Take Time to Reimagine Your Career

Reading Time: 2 minutes

The lazy days of summer will soon end as Back to School season starts. But before they expire it is not too late to take advantage of one of the summer’s greatest strengths: the opportunity to slow down and reflect on whether your career is being guided by you or is on automatic pilot. So says author and business coach Paula Black, who has just published A Lawyers Guide to Creating a Life, Not a Living. The audiobook features the voices and real stories of lawyers from public defenders, solo practitioners, judges, professors, and corporate and government attorneys.

One of those voices belongs to Miko Brown, a trial attorney who after ten years found herself no longer happy at a prestigious litigation boutique firm but unsure what to do about it. Brown says, “I was on cruise control and doing exactly what I thought I should be doing. … For reasons that were inexplicable to me, the more I succeeded, the more push-back and resentment I started feeling from many of my colleagues. I felt as though the firm was no longer trying to lift me up. Instead, it was trying to silence and neutralize me.”

Worse still, Brown realized that the added time she was spending trying to resolve her problems at work was taking her away from her true priorities: her family and practicing law.

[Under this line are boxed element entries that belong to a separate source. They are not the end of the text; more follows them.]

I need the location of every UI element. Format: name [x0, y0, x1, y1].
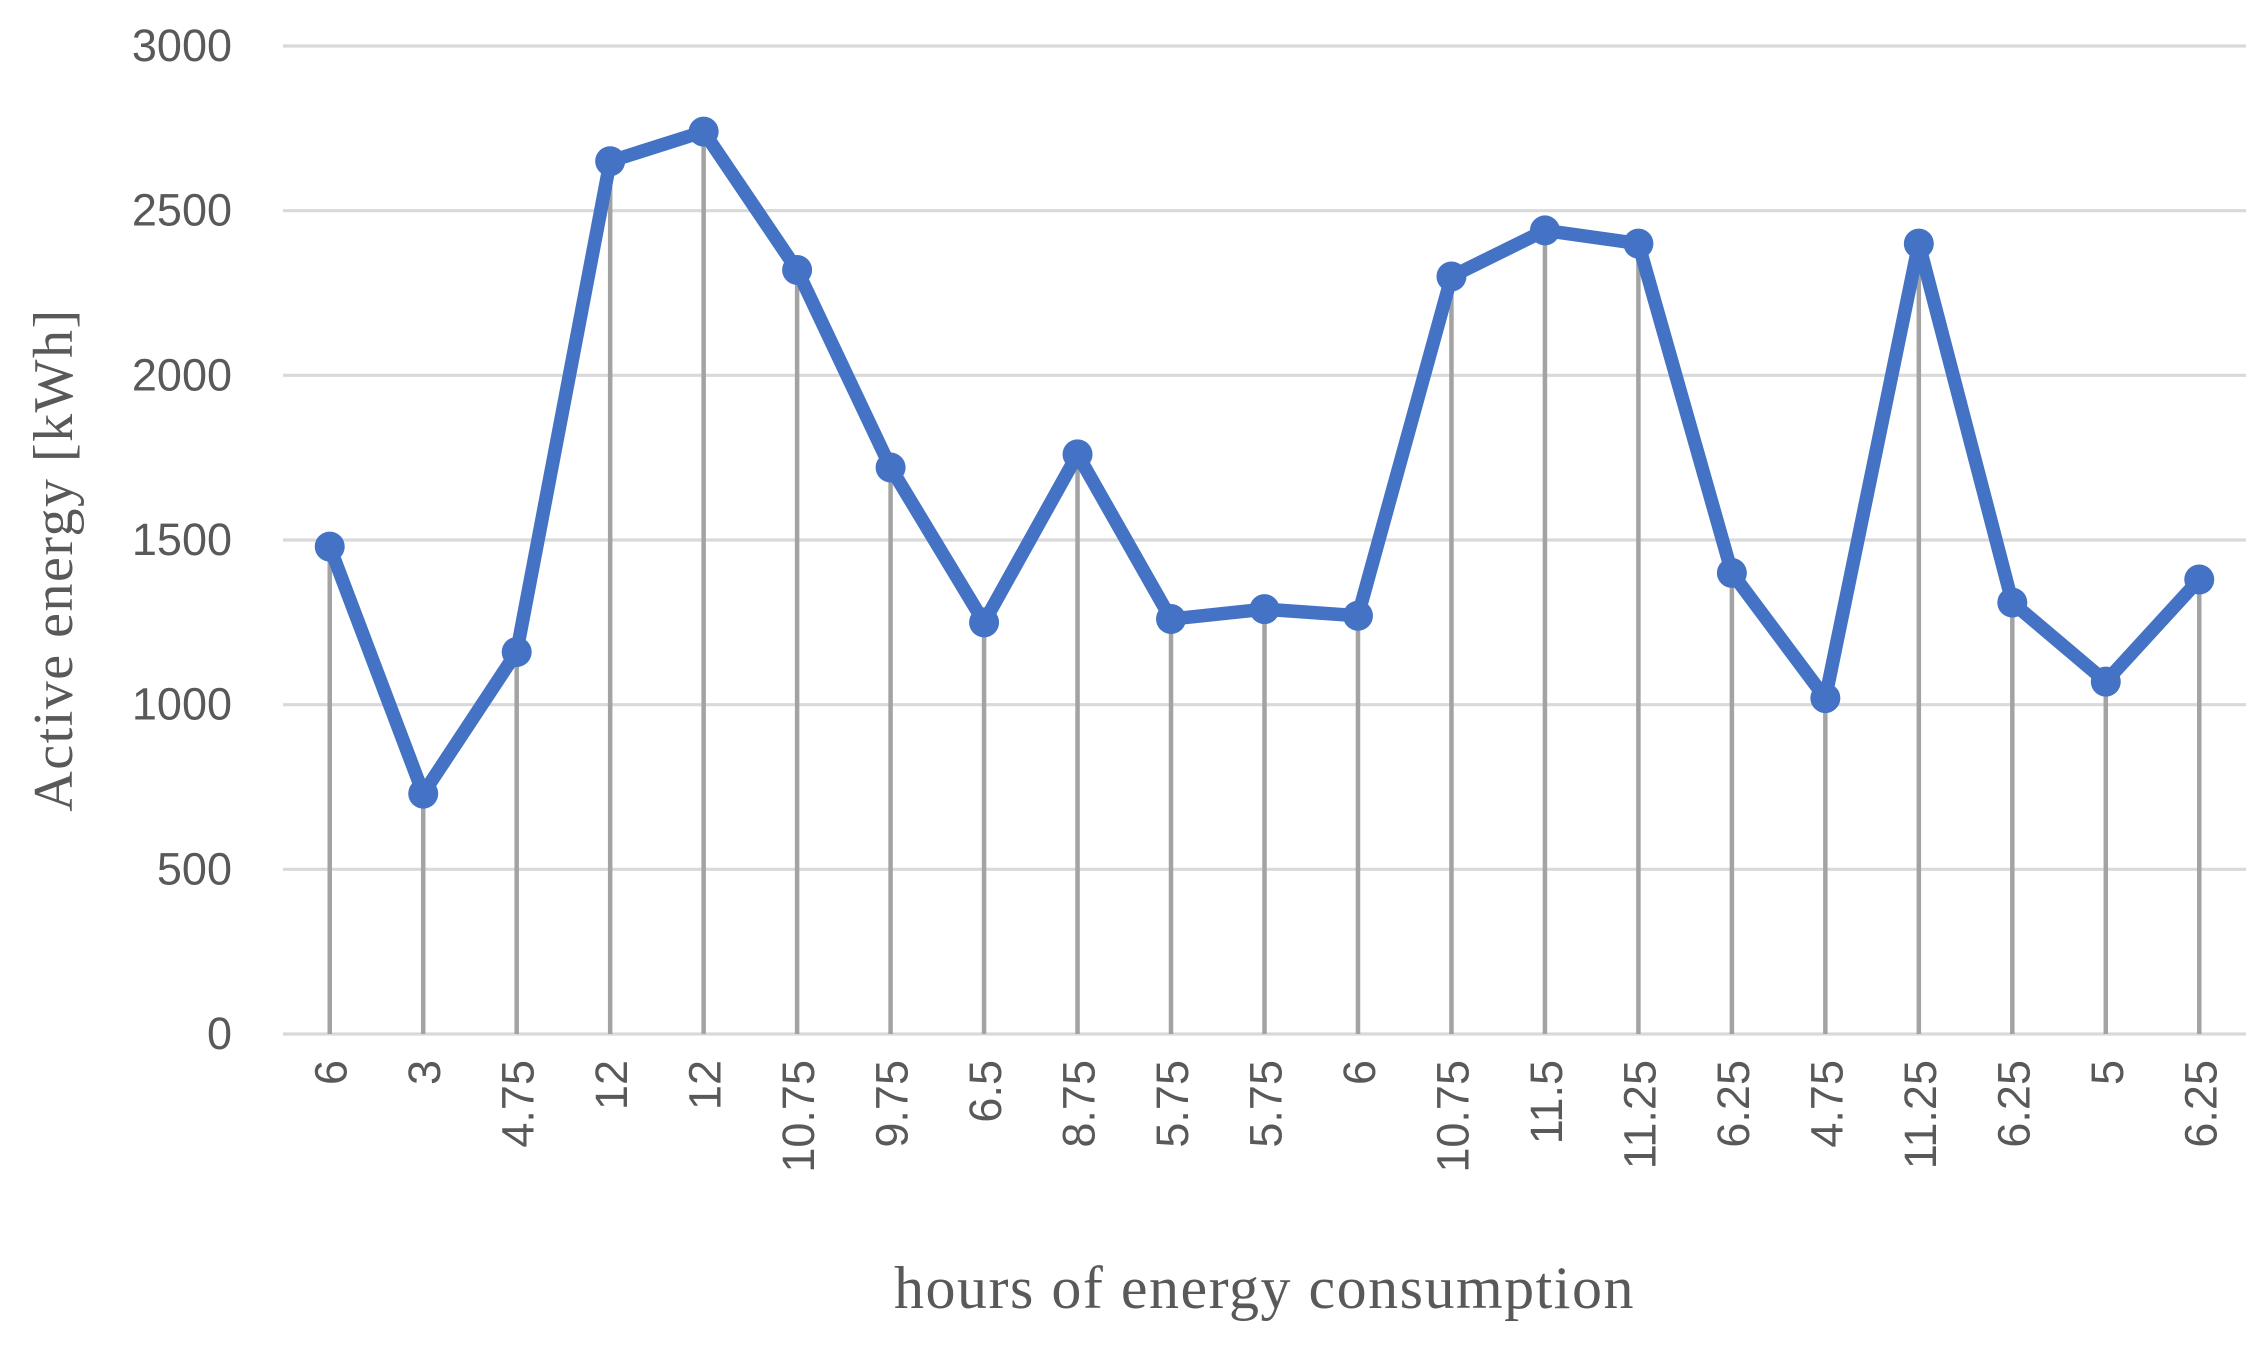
data-point-marker	[782, 254, 813, 285]
data-point-marker	[1623, 228, 1654, 259]
data-point-marker	[1436, 261, 1467, 292]
x-tick-label: 3	[399, 1060, 450, 1085]
data-point-marker	[1716, 557, 1747, 588]
x-tick-label: 12	[680, 1060, 731, 1110]
y-tick-label: 1500	[132, 514, 232, 565]
y-tick-label: 3000	[132, 20, 232, 71]
x-tick-label: 6.25	[1708, 1060, 1759, 1148]
y-axis-title: Active energy [kWh]	[23, 308, 85, 811]
y-tick-label: 1000	[132, 679, 232, 730]
data-point-marker	[1249, 594, 1280, 625]
y-tick-label: 2500	[132, 185, 232, 236]
data-point-marker	[1342, 600, 1373, 631]
x-tick-label: 5.75	[1147, 1060, 1198, 1148]
x-tick-label: 4.75	[1801, 1060, 1852, 1148]
data-point-marker	[875, 452, 906, 483]
x-tick-label: 11.5	[1521, 1060, 1572, 1144]
x-tick-label: 4.75	[493, 1060, 544, 1148]
data-point-marker	[1156, 604, 1187, 635]
x-tick-label: 11.25	[1895, 1060, 1946, 1169]
x-tick-label: 6.5	[960, 1060, 1011, 1123]
data-point-marker	[408, 778, 439, 809]
data-point-marker	[1997, 587, 2028, 618]
data-point-marker	[595, 146, 626, 177]
x-tick-label: 6	[1334, 1060, 1385, 1085]
data-point-marker	[314, 531, 345, 562]
data-point-marker	[688, 116, 719, 147]
x-tick-label: 12	[586, 1060, 637, 1110]
x-axis-title: hours of energy consumption	[894, 1255, 1635, 1321]
data-point-marker	[1062, 439, 1093, 470]
x-tick-label: 5.75	[1241, 1060, 1292, 1148]
x-tick-label: 6.25	[1988, 1060, 2039, 1148]
y-tick-label: 0	[207, 1008, 232, 1059]
x-tick-label: 10.75	[773, 1060, 824, 1173]
data-point-marker	[1810, 683, 1841, 714]
x-tick-label: 8.75	[1054, 1060, 1105, 1148]
x-tick-label: 5	[2082, 1060, 2133, 1085]
data-point-marker	[2090, 666, 2121, 697]
x-tick-label: 11.25	[1614, 1060, 1665, 1169]
data-point-marker	[1903, 228, 1934, 259]
y-tick-label: 2000	[132, 349, 232, 400]
y-tick-label: 500	[157, 843, 232, 894]
data-point-marker	[501, 636, 532, 667]
x-tick-label: 9.75	[867, 1060, 918, 1148]
data-point-marker	[969, 607, 1000, 638]
x-tick-label: 10.75	[1427, 1060, 1478, 1173]
data-point-marker	[2184, 564, 2215, 595]
data-point-marker	[1529, 215, 1560, 246]
x-tick-label: 6	[306, 1060, 357, 1085]
x-tick-label: 6.25	[2175, 1060, 2226, 1148]
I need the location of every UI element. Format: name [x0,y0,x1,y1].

Black says you don’t have to be a lawyer to find inspiration in the way Brown resolved her situation. Using Brown’s story as an example, Black offers the following tips for individuals who want to stop doing what they think they should be doing and focus on what they want to do instead.

Tip No. 1: Take a step back. Realize you have choices, as Brown did, and know that there is a way out of your miserable existence.

Tip No. 2: Take inventory of what you like and what is troubling you. If you can be honest you will see the situation clearly and you can start crafting a strategy to move toward a better life as Brown did.

Tip No. 3: Get out of your own head, think outside of the box and take risks. Brown says, “As soon as I made the decision to find a new job, I felt like a 1,000-lb. weight had been lifted from my shoulders.

Tip No. 4: Tamp down the “mommy guilt.” Brown says, “When I work with clients I like in an environment that I like, the time away from my family isn’t quite as painful. I’m also a better wife, mother and friend when I’m professionally fulfilled and happy. Now, all of the energy that I previously spent fighting the naysayers, I can spend on the people and work that feed my soul.”